Adjustment to How We Calculate Benchmarks
On any performance report that we give you, you will see a benchmark that aligns with the allocation that you are invested in. Here is an example for someone who is invested in a 60% stock and 40% bond portfolio.
The “60% Stock / 40% Bond Benchmark” is a blend of the 4 market segments listed below the blended benchmark1, as well as the Dow Jones US Real Estate Index (which is not listed on the report because it is a very small portion of the blended portfolio and there is limited space).
For this specific benchmark, the bond portion (40%) is represented solely by the Bloomberg Barclays US Aggregate Bond Index. This index represents the investment grade portion of the US market by including about 40-45% of eligible bonds in their index.
While we always thought this was a relatively limited index to measure the bond portion of the portfolio against, it was really the best option we had.
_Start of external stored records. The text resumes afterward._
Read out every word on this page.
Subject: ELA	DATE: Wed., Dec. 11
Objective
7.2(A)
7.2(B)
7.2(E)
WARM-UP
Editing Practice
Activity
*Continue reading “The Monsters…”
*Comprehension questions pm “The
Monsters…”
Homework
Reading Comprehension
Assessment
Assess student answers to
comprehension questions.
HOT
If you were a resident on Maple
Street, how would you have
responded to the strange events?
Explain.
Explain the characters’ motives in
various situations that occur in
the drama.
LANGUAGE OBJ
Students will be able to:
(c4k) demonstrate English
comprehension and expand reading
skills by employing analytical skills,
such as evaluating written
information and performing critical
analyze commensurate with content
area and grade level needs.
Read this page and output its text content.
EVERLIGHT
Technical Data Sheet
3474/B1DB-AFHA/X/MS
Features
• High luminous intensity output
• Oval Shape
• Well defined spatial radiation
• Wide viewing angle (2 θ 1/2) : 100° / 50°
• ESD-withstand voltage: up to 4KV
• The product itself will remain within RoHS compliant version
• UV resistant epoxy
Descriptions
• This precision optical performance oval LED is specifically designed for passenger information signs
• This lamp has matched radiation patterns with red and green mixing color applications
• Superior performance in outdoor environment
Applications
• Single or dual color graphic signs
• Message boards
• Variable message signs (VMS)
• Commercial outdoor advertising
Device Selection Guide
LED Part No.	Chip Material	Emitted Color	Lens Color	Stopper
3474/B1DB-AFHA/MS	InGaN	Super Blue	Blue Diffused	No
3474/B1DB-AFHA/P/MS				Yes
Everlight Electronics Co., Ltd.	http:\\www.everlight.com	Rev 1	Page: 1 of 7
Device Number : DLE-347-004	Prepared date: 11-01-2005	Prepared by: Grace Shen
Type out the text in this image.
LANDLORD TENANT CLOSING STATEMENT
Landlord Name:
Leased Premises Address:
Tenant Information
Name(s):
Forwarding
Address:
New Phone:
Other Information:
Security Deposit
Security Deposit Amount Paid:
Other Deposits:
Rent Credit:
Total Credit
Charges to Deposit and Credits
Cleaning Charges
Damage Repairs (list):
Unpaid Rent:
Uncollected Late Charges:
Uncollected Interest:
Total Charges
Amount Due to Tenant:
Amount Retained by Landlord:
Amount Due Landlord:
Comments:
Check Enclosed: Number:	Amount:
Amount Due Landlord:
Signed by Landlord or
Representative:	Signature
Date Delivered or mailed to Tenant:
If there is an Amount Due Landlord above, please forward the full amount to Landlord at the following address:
Now, after upgrading to a new technology provider, we can expand the blended benchmark (ex: 60% Stock / 40% Bond Benchmark) to include indexes that align with the actual global debt landscape. We’ve already been doing this on the stock portion of the blended benchmark as the weightings are adjusted to reflect the actual global stock landscape (such as how much US markets are weighted versus international or emerging market regions – the blended benchmark reflects the global reality, not the specific weightings in your portfolio).
We are going to leave the report looking the same, but we will add two more indexes to count towards the bond portion of the blended benchmarks (similar to how the Dow Jones US Real Estate Index is contributing to the blended benchmark but is not shown on your report). The two new indexes are: Bloomberg Barclays US Corporate High Yield Bond Index and Bloomberg Barclays Aggregate Ex-USD (Hedged) Index.
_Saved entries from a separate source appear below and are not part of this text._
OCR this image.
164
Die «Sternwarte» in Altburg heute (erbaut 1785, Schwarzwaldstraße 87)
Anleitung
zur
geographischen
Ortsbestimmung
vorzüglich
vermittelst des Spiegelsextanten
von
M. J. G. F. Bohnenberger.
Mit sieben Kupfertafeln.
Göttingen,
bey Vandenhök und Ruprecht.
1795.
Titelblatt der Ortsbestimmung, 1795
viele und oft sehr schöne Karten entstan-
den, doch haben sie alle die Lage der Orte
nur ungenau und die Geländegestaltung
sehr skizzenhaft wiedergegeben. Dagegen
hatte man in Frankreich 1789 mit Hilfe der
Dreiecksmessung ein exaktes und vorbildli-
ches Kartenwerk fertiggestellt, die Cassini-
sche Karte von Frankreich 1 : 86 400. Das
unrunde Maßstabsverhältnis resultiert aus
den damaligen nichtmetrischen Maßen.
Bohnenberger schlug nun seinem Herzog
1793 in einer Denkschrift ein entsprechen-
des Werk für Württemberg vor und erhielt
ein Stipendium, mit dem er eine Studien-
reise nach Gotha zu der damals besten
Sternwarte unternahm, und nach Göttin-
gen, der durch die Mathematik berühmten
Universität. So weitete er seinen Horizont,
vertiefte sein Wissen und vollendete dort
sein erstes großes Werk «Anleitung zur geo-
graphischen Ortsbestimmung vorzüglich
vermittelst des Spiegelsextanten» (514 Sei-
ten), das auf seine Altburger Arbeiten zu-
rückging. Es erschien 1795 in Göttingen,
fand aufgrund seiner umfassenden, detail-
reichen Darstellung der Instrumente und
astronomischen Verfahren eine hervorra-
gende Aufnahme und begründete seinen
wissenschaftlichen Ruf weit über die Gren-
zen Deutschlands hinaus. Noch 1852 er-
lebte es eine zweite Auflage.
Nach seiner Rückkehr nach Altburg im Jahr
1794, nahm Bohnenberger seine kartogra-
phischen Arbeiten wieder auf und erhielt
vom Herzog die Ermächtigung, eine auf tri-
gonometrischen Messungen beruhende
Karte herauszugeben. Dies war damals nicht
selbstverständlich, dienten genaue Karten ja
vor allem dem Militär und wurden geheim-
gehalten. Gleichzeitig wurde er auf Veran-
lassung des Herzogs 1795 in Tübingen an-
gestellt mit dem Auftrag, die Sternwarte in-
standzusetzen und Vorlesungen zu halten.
The weightings of these indexes will be similar to the global bond landscape. If you were in a 100% bond allocation, your underlying benchmark would now be 30% Bloomberg Barclays US Aggregate Bond Index, 5% Bloomberg Barclays US Corporate High Yield Bond Index and 65% Bloomberg Barclays Aggregate Ex-USD (Hedged) Index.
We feel this improves the blended benchmark to more accurately reflect the current global investment landscape and will therefore better reflect any over/under weighting we choose to implement in the portfolios we manage.
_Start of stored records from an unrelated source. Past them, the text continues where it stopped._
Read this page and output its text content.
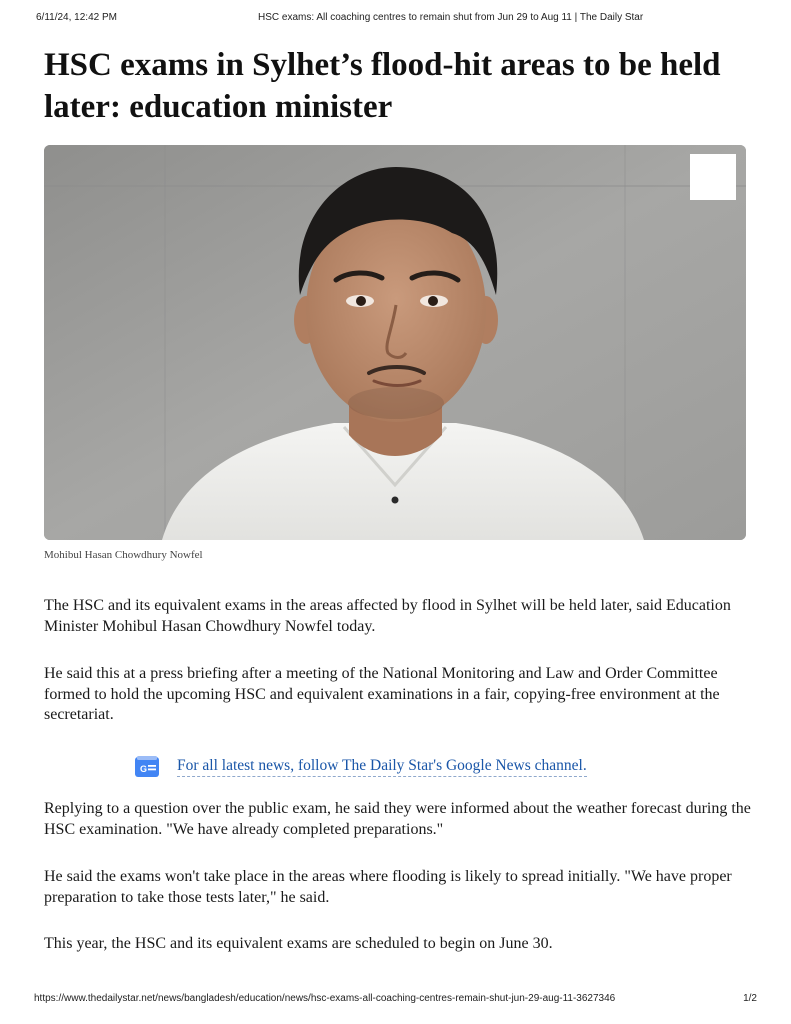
6/11/24, 12:42 PM	HSC exams: All coaching centres to remain shut from Jun 29 to Aug 11 | The Daily Star
HSC exams in Sylhet’s flood-hit areas to be held later: education minister
Mohibul Hasan Chowdhury Nowfel

The HSC and its equivalent exams in the areas affected by flood in Sylhet will be held later, said Education Minister Mohibul Hasan Chowdhury Nowfel today.

He said this at a press briefing after a meeting of the National Monitoring and Law and Order Committee formed to hold the upcoming HSC and equivalent examinations in a fair, copying-free environment at the secretariat.

G For all latest news, follow The Daily Star's Google News channel.

Replying to a question over the public exam, he said they were informed about the weather forecast during the HSC examination. "We have already completed preparations."

He said the exams won't take place in the areas where flooding is likely to spread initially. "We have proper preparation to take those tests later," he said.

This year, the HSC and its equivalent exams are scheduled to begin on June 30.

https://www.thedailystar.net/news/bangladesh/education/news/hsc-exams-all-coaching-centres-remain-shut-jun-29-aug-11-3627346	1/2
1This is a hypothetical example and is not representative of any specific situation. Your results will vary. The hypothetical rates of return used do not reflect the deduction of fees and charges inherent to investing. Weightings in the image are: 42% Russell 3000, 12% MSCI EAFE, 4.2% MSCI Emerging Markets, 1.8% Dow Jones US Real Estate, 40% Bloomberg Barclays US Agg Bond.
Index Definitions:
Russell 3000 Index - a market-capitalization-weighted equity index maintained by the FTSE Russell that tracks the performance of the 3,000 largest U.S.-traded stocks.
EAFE Index - a market-capitalization-weighted equity index maintained by MSCI that covers non-U.S. and Canadian equity markets. It serves as a performance benchmark for the major international equity markets as represented by 21 major MSCI indices from Europe, Australia, and the Middle East.
MSCI Emerging Markets – a float-adjusted market capitalization index maintained by MSCI that is used to measure equity market performance in 26 developing economies.
Dow Jones US Real Estate – an index designed to track the performance of real estate investment trusts (REIT) and other companies that invest directly or indirectly in real estate through development, management, or ownership, including property agencies.
Bloomberg Barclays US Agg Bond - a broad base, market capitalization-weighted bond market index representing intermediate term investment grade bonds traded in the United States.